Internationale Tagung der Byzantinischen Archäologie Mainz, 3. bis 6. Juni 2010

Vom 3. bis 6. Juni 2010 fand in Mainz eine internationale Tagung der Forschungskooperation Byzantinische Archäologie Mainz (BAM) unter dem Titel„Hinter den Mauern und auf dem offenen Land: Neue Forschungen zum Leben im Byzantinischen Reich“ statt. Wissenschaftler aus USA, Deutschland, Österreich und Griechenland stellten einen zentralen Aspekt byzantinischer Kultur in den Mittelpunkt: Das alltägliche Leben der Einwohner in der Stadt und in der ländlichen Provinz.

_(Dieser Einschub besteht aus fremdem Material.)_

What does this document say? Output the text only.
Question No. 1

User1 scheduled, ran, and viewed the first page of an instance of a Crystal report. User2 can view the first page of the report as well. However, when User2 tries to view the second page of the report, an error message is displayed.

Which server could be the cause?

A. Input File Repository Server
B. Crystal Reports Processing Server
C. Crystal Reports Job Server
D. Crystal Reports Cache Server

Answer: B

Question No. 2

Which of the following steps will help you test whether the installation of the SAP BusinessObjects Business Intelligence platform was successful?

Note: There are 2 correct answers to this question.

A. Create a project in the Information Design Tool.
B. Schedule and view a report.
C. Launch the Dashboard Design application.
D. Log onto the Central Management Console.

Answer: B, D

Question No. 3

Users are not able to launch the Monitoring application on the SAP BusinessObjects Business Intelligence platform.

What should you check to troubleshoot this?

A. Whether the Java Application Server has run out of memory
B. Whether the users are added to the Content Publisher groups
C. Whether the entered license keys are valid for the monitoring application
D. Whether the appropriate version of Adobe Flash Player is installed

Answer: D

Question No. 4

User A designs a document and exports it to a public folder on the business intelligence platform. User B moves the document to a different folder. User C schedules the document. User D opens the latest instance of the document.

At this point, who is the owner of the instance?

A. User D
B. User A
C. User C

Fragen nach dem Verhältnis von Stadt und Land und dem sich darin spiegelnden Alltagsleben waren bislang selten das Thema großer Konferenzen zu Byzanz. Die Tagung „Hinter den Mauern und auf dem offenen Land: Neue Forschungen zum Leben im Byzantinischen Reich“ stellte diesen Aspekt der byzantinischen Kultur in den Fokus. Vom 3. bis 6. Juni diskutierten Wissenschaftler im Erbacher Hof Fragestellungen zum alltäglichen Leben der Einwohner des aus dem oströmischen Reich hervorgegangenen Imperiums. Zum Leben in der Stadt und zum Leben in der ländlichen Provinz. Eine eigene Sektion widmete sich der Hauptstadt Konstantinopel.

Die Vorträge behandelten die Infrastruktur, die Topographie, aber auch die nachbarschaftlichen Verhältnisse der Bewohner. Thematisiert wurde daneben das urbane Leben in anderen städtischen Zentren wie Ephesos und in den übrigen Provinzen des byzantinischen Reiches. Dafür konnten Prof. Dr. John Haldon (Princeton) und PD Mag. Dr. Sabine Ladstätter (Wien) gewonnen werden, deren Abendvorträge zu den Höhepunkten der Tagung zählten.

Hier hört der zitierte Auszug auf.